What's New

Zack Hutchins
Director of Communications

April 2002

Senate proposes $400 million expansion to state's Empire Zone program

Saying that economic development is the Senate's top budget priority, the Senate Majority today proposed a $400 million expansion of the state's Empire Zone program.

The investment would create 40 new Empire Zones, meaning that every county in the state would have a zone, the Senate said in a release.

"Many of the Empire Zones upstate are operating at full capacity," said Senate Majority Leader Joseph Bruno. "The popularity of the program is so widespread that counties without zones are now at a competitive disadvantage for attracting businesses and creating jobs.

"Our plan would put every county on equal footing by authorizing new zones for counties that do not currently have, one authorizing the expansion of 39 existing upstate zones, with provisions for the expansion of 13 downstate zones as well."

The Business Council hailed the proposal.

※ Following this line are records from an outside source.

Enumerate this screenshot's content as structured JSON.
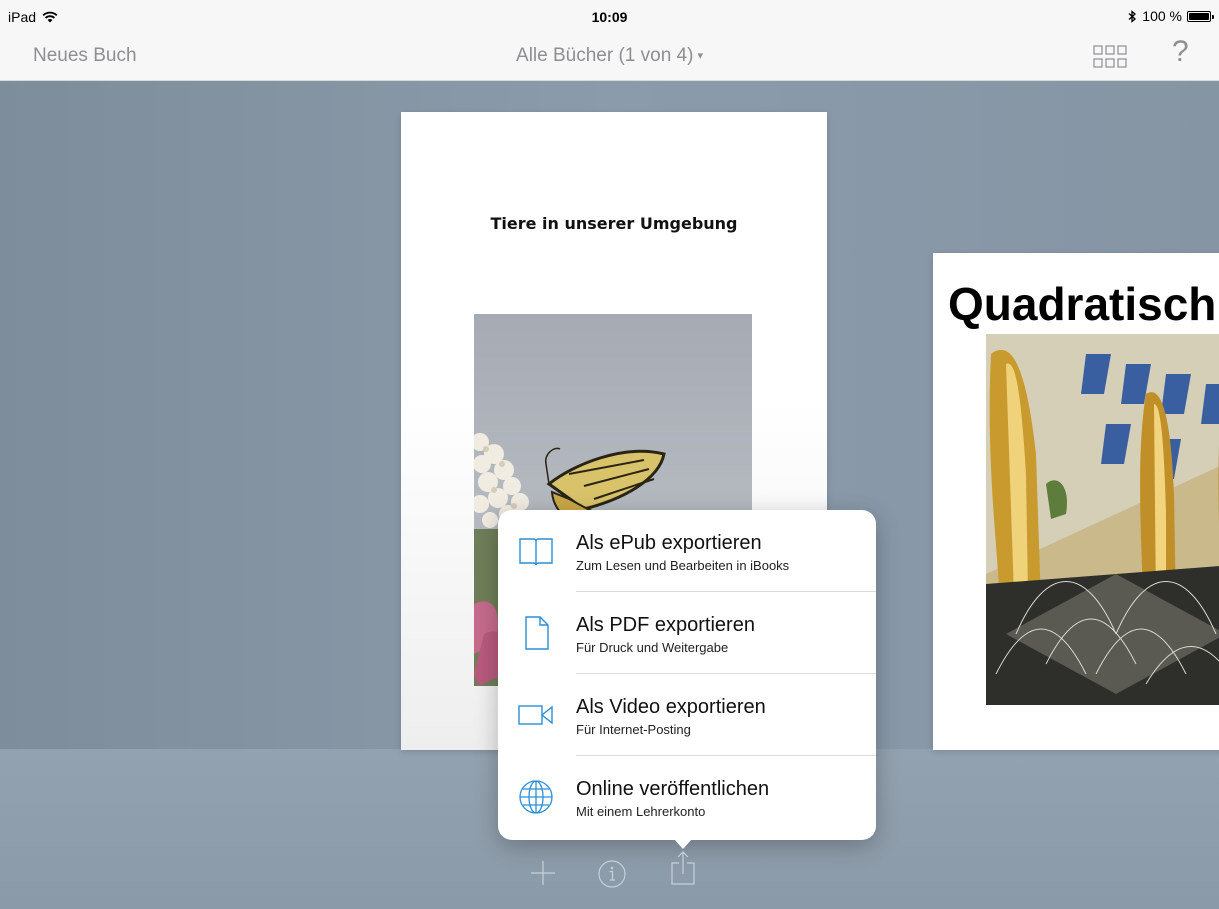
{
  "status_bar": {
    "device": "iPad",
    "time": "10:09",
    "battery": "100 %"
  },
  "nav_bar": {
    "left_button": "Neues Buch",
    "title": "Alle Bücher (1 von 4)",
    "title_caret": "▾",
    "right_help": "?"
  },
  "books": [
    {
      "title": "Tiere in unserer Umgebung"
    },
    {
      "title": "Quadratisch"
    }
  ],
  "export_menu": {
    "items": [
      {
        "label": "Als ePub exportieren",
        "subtitle": "Zum Lesen und Bearbeiten in iBooks",
        "icon": "book-icon"
      },
      {
        "label": "Als PDF exportieren",
        "subtitle": "Für Druck und Weitergabe",
        "icon": "document-icon"
      },
      {
        "label": "Als Video exportieren",
        "subtitle": "Für Internet-Posting",
        "icon": "video-camera-icon"
      },
      {
        "label": "Online veröffentlichen",
        "subtitle": "Mit einem Lehrerkonto",
        "icon": "globe-icon"
      }
    ]
  },
  "toolbar": {
    "add_icon": "plus-icon",
    "info_icon": "info-icon",
    "share_icon": "share-icon"
  },
  "colors": {
    "accent": "#2a8fd6",
    "nav_text": "#8e8e93",
    "background": "#8a9aa8"
  }
}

"The Empire Zone program has been a roaring success, the envy of the economic development profession in 49 other states," said Business Council President Daniel B. Walsh. "We salute the Senate for its commitment to strengthening this program and bringing parity in the program to all 62 counties in New York."

Background on Empire Zones: Empire Zones are regions in which employers can receive powerful incentives, especially tax credits, for investments that create jobs. Most are located in economically distressed urban and rural areas. Zones can be designated by counties or municipalities.

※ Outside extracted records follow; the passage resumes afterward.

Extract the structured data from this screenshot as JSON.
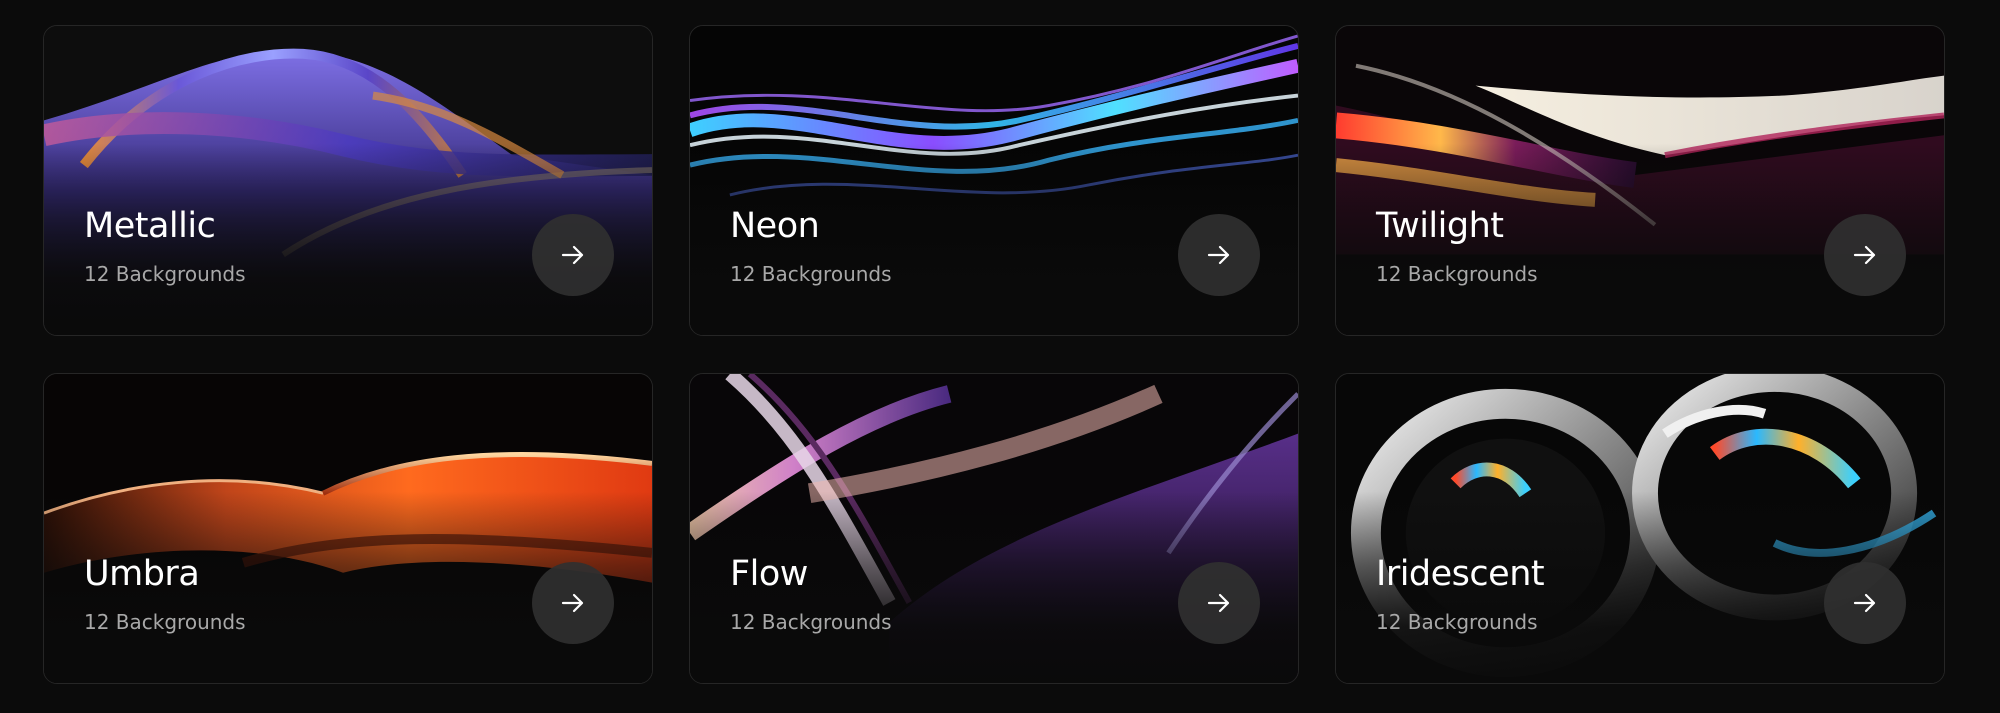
{
  "collections": [
    {
      "title": "Metallic",
      "subtitle": "12 Backgrounds",
      "icon": "arrow-right-icon"
    },
    {
      "title": "Neon",
      "subtitle": "12 Backgrounds",
      "icon": "arrow-right-icon"
    },
    {
      "title": "Twilight",
      "subtitle": "12 Backgrounds",
      "icon": "arrow-right-icon"
    },
    {
      "title": "Umbra",
      "subtitle": "12 Backgrounds",
      "icon": "arrow-right-icon"
    },
    {
      "title": "Flow",
      "subtitle": "12 Backgrounds",
      "icon": "arrow-right-icon"
    },
    {
      "title": "Iridescent",
      "subtitle": "12 Backgrounds",
      "icon": "arrow-right-icon"
    }
  ],
  "colors": {
    "page_background": "#0b0b0b",
    "card_border": "#262626",
    "title": "#ffffff",
    "subtitle": "#a8a8a8",
    "button_background": "#303030"
  }
}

There are 52 zones statewide; 16 of 62 counties do not have a zone. Once a state authorizes a county or municipality to create a zone, these communities can establish zones in a single location or subdivide the zone to encourage development in different locations.

Empire Zone benefits are considered powerful job-creation incentives. Many of the highest-profile business investments in the last several years have been facilitated by Empire Zone incentives. Examples include IBM's plans to build a $2.5 billion chip-fab plant and create 1,000 new jobs.

The Senate proposal: The Senate said its plan would:

The Senate has previously proposed a $530 million investment in research and development in biotechnology through its Gen*NY*sis program. That plan includes a proposed $25 million in tax incentives to create eight Gen*NY*sis zones to encourage economic development specifically in biotechnology and biomedical R&D through similar credits and incentives.